RIGA - To respond to hybrid warfare properly, the European Union's (EU) laws must be amended, European Parliament member Inese Vaidere (New Unity) believes. 

As Girts Salmgriezis, the Latvian communications adviser for the European People's Party (EPP), told LETA, the European Parliament at a plenary session this week discussed the migration emergency at the EU's border with Belarus.

"Let's not be naļve - this is not a refugee crisis but hybrid warfare triggered by Lukashenko and supported by Putin. Latvia is therefore doing the right thing by not letting the migrants enter the EU. But laws should enable more a extensive response to such hybrid attacks also in the long term," Vaidere said. 

The MEP noted that illegal migrants still attempt to cross from Belarus into Latvia, Lithuania and Poland on a daily basis. She added that it is easy for member states in the middle of Europe which do not have to worry about the protection of their borders to criticize other countries' actions, but that explanatory efforts have raised awareness also in Western Europe that this unprecedented aggression that weaponizes humans and that it is every country's duty to protect and defend its border. 

Vaidere stressed that all member states must actively help strengthen the border with Belarus, which is also the EU's external border. The MEP indicated that it is not yet clear how the EUR 200 million allocated for this purpose will be distributed among Latvia, Lithuania and Poland. 

"Our government must work to secure significant funding for Latvia, including for  the construction of the fence," Vaidere said.

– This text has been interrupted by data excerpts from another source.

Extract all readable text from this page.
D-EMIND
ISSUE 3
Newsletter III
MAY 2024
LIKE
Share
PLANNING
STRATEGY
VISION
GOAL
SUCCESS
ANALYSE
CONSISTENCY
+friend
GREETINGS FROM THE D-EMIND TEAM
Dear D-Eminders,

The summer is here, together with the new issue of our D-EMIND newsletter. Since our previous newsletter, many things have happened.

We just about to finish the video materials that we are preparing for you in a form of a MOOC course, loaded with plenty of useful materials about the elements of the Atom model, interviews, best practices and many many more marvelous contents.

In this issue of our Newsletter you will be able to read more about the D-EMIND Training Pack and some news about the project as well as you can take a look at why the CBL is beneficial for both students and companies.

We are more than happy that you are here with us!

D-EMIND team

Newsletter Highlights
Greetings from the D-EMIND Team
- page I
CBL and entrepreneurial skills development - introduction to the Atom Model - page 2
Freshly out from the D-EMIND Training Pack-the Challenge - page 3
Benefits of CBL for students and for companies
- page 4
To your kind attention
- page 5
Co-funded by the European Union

To support Latvia, Lithuania and Poland, the European Commission at the beginning of December proposed scaling back some asylum rights for six months at the EU-Belarusian border, allowing Poland, Latvia and Lithuania to hold claimants longer and deport rejected applicants more easily. The proposal would give border authorities in Latvia, Lithuania and Poland longer to register asylum claims, potentially holding them at border reception centers. They would have four weeks instead of the current maximum of ten days.

"This is a right but insufficient step. Laws must be amended to provide much more extensive possibilities to respond firmly to such hybrid attacks also in the long term," Vaidere said, adding that in 2022 EU lawmakers will be working on amendments to the Schengen Border Code that would provide a permanent solution to the situation where third countries use migration for their political goals. 

The MEP also underlined the necessity to take a strict stance on Russia, which is supporting Alexander Lukashenko's hybrid warfare and threatening its neighbor Ukraine, massing over 100,000 troops at its borders.